Initially, the site will feature materials on 10 of the most famous pre-war films. I am sure that besides Battleship Potemkin, most people didn’t know that the rest were completely or partially filmed in Odesa. In the future, we plan to fill the site with the content of other known and unknown films. A separate section will be dedicated to the current shooting in Odesa.
We plan to attract more cinema experts who qualify in concrete topics, epos, figures to collect the most competent information. We will continue to focus on the phenomena of cinema, the functioning of the industry, film institutes, studios. That is, such a gallery of the city epochs because though the history of cinema the history of the area can be studied. We have only started a tumultuous work of the gather-collectors.”
How will the Odesa filming location map function? What platforms and media do you use?
Ihor Ivanko, “The map will be a site element that will be accessible from both the computer and the smartphone or tablet. The user can see the spots on the map where the film was shot at, clicking, he can go to the film page. Texts will be published on the film page – synopses, modern reviews (because the older the film is, the more context it needs to understand), archival materials and modern photos from the filming location, which one-to-one reproduce footage from the films.

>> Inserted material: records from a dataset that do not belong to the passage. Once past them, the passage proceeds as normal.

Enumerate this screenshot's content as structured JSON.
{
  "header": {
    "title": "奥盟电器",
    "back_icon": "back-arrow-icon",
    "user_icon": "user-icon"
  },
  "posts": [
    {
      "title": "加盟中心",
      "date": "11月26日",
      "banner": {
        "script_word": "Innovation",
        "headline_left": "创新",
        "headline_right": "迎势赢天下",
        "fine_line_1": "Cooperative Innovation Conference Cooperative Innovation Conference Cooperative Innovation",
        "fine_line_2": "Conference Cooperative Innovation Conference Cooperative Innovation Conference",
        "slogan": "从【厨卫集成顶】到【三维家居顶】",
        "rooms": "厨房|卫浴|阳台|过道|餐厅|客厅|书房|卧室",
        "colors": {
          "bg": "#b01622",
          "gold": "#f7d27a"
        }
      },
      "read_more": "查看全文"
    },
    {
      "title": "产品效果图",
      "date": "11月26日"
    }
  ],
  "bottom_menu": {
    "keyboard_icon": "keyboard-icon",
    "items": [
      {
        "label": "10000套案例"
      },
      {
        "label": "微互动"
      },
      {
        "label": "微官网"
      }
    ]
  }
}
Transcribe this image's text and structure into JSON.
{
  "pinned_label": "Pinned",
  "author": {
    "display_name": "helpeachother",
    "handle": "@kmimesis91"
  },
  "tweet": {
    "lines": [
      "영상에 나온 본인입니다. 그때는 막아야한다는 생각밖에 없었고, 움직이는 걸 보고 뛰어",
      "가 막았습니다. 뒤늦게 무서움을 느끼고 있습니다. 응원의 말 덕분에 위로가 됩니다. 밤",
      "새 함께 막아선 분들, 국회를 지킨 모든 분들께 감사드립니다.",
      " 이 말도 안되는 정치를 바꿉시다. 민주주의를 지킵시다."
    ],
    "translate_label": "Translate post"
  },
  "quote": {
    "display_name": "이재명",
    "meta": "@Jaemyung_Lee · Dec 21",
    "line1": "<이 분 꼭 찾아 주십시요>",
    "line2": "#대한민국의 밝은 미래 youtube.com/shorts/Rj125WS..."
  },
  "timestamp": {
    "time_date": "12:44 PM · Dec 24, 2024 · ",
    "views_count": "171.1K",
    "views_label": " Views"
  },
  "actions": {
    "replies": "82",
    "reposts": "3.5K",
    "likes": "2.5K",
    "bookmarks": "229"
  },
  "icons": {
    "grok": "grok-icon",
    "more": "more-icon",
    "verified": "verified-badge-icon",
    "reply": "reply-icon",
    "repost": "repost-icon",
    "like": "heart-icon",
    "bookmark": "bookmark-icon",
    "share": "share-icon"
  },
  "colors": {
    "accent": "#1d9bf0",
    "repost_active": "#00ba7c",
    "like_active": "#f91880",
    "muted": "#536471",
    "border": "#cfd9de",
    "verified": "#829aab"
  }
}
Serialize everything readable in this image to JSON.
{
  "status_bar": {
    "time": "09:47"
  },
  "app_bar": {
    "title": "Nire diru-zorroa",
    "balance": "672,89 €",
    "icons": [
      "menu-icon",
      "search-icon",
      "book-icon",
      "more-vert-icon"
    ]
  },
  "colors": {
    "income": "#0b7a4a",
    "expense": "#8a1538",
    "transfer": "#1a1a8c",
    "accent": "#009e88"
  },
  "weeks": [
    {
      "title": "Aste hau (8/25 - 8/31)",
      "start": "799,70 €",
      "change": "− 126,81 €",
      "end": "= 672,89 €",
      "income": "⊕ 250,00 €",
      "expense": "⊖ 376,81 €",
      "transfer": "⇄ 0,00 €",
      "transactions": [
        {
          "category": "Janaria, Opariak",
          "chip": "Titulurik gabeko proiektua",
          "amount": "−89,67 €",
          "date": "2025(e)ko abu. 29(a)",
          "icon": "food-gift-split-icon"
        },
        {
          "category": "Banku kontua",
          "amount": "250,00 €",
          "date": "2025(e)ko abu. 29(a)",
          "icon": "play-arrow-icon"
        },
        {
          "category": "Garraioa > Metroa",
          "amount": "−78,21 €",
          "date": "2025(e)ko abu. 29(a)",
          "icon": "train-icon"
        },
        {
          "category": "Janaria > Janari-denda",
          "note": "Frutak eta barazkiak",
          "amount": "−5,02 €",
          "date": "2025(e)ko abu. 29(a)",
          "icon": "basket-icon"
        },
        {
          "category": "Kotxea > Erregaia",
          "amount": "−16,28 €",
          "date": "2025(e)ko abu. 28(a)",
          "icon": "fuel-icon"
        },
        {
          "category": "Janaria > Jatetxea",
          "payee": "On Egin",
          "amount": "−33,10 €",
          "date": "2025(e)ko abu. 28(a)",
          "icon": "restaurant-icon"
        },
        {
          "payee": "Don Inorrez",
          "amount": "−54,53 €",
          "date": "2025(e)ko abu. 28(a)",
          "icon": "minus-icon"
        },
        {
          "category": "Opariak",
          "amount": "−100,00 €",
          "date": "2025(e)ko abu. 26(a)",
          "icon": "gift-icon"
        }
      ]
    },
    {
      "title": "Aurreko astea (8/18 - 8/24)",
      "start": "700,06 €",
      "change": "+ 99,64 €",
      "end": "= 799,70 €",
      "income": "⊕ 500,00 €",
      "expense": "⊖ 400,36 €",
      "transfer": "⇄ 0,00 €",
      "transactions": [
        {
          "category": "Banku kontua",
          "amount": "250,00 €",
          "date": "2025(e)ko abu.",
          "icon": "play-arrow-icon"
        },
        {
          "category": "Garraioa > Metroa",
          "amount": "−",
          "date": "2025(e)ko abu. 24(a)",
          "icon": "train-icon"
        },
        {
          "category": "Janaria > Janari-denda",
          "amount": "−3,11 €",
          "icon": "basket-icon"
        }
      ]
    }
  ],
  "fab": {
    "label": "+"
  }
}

Also, we have pages on Facebook and Instagram and plan to launch a Twitter page in English.”
Olena Chepkevych, “Filmar’s functional feature has two main segments: theoretical and interactive. Depending on a user and his preferences, he can choose what he likes most of all. The map is conveniently integrated into the mobile version of the site, that takes into account your geolocation and allows you to plan the nearest routes to your location. It has a film filter (you can arrange a tour of a particular film).”
What should a viewer/reader expect from such a web-encyclopedia?
Ihor Ivanko, “The project will open to the reader obscure pages of the history of cinema in Odesa. It will allow, as a “time machine”, to compare how the city has changed, to tell about the fates of people who worked there, and I hope it will inspire a new generation of creators.
I believe that to feel the connection with generations, especially the generations of artists is highly important. It inspires and doesn’t let down.”
Olena Chepkevych, “Over time, our site will be replenished with new articles and materials. We want to cover not only the pre-war period but also the post-war period of the cinema to have the most complete picture. Therefore, in the future, we hope that this will be the very resource that will be a reference for finding information on a fairly large cinematic snapshot – something like a starting point for research.
We also hope that with the increased film spots on the map of the city, a network of alternative ways for exploring the city will appear. It’s early to talk about it, but the constant “references” of the old Odesa in the form of comparisons with the shots could slow down or rectify the decision of the city council to change the cityscape.”